Mirare la soluzione alle esigenze del paziente è cruciale, spiega Zappa. “Il farmaco, che ha un’ottima efficacia, produce cali ponderali del 10-12-15% massimo in 1 anno”. Ecco perché nei casi di grande obesità l’indicazione è la chirurgia, che permette di perdere “il 40-50% in 1 anno e poi altro peso successivamente”. Se per mantenere il risultato e non ingrassare di nuovo gli analoghi di Glp-1 “vanno assunti per la vita” e c’è il nodo costi, “per la chirurgia bariatrica è importante che l’intervento si inserisca all’interno di un percorso in cui il paziente viene assistito in un centro specializzato, da un’équipe multidisciplinare, monitorato e accompagnato nel tempo. Perché se il paziente operato non si fa seguire – avverte l’esperto – anche dopo la chirurgia rischia di riprendere peso”, vanificando i costi dell’operazione.  

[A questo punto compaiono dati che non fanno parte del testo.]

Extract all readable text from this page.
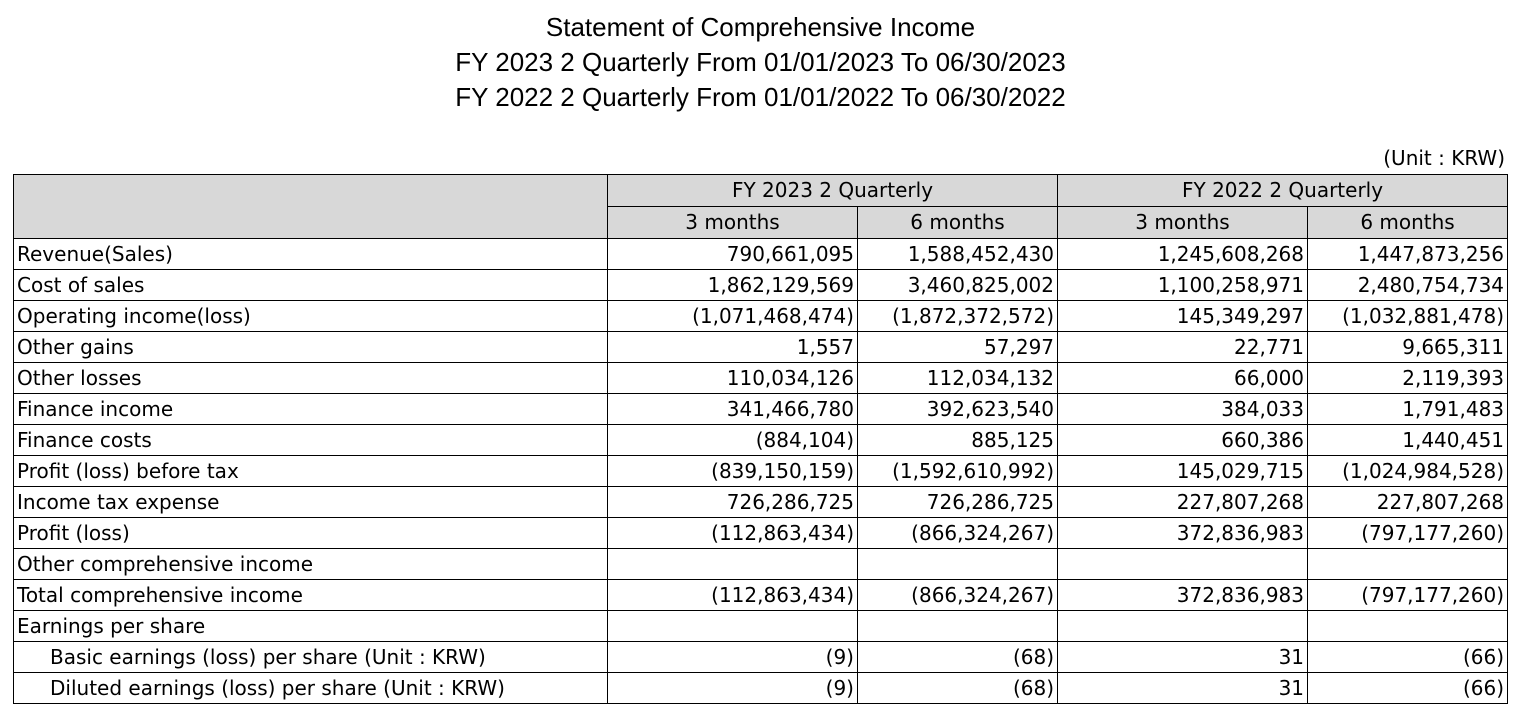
Statement of Comprehensive Income
FY 2023 2 Quarterly From 01/01/2023 To 06/30/2023
FY 2022 2 Quarterly From 01/01/2022 To 06/30/2022
(Unit : KRW)
	FY 2023 2 Quarterly		FY 2022 2 Quarterly	
	3 months	6 months	3 months	6 months
Revenue(Sales)	790,661,095	1,588,452,430	1,245,608,268	1,447,873,256
Cost of sales	1,862,129,569	3,460,825,002	1,100,258,971	2,480,754,734
Operating income(loss)	(1,071,468,474)	(1,872,372,572)	145,349,297	(1,032,881,478)
Other gains	1,557	57,297	22,771	9,665,311
Other losses	110,034,126	112,034,132	66,000	2,119,393
Finance income	341,466,780	392,623,540	384,033	1,791,483
Finance costs	(884,104)	885,125	660,386	1,440,451
Profit (loss) before tax	(839,150,159)	(1,592,610,992)	145,029,715	(1,024,984,528)
Income tax expense	726,286,725	726,286,725	227,807,268	227,807,268
Profit (loss)	(112,863,434)	(866,324,267)	372,836,983	(797,177,260)
Other comprehensive income				
Total comprehensive income	(112,863,434)	(866,324,267)	372,836,983	(797,177,260)
Earnings per share				
Basic earnings (loss) per share (Unit : KRW)	(9)	(68)	31	(66)
Diluted earnings (loss) per share (Unit : KRW)	(9)	(68)	31	(66)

Ecco allora che “il farmaco può essere utile ed efficace in 2 momenti”, descrive Zappa. Innanzitutto, “fondamentale, prima dell’intervento chirurgico per ridurre il peso e con il peso il rischio operatorio: si porta il paziente a un indice di massa corporea Bmi minore e si opera con meno rischi”. Poi, “altrettanto fondamentale, è il potenziale d’uso del farmaco nel post-chirurgico. Nei casi di ‘weight regain’, di ripresa del peso, prima il chirurgo si trovava nel dilemma di cosa fare, di dover reintervenire con un rischio molto più alto. Invece ora, grazie al farmaco, il chirurgo ha uno strumento che può usare per aiutare il paziente a riprendere il calo di peso rafforzandosi anche psicologicamente. In questi casi la terapia può non essere a vita”, puntualizza il chirurgo: “Si può dare il farmaco per 6-7 mesi e poi il paziente riprende il suo percorso”. Insomma, appropriatezza e personalizzazione. Bisturi e iniezioni possono convivere, aiutarsi l’un l’altro, usati sul paziente giusto, al momento giusto.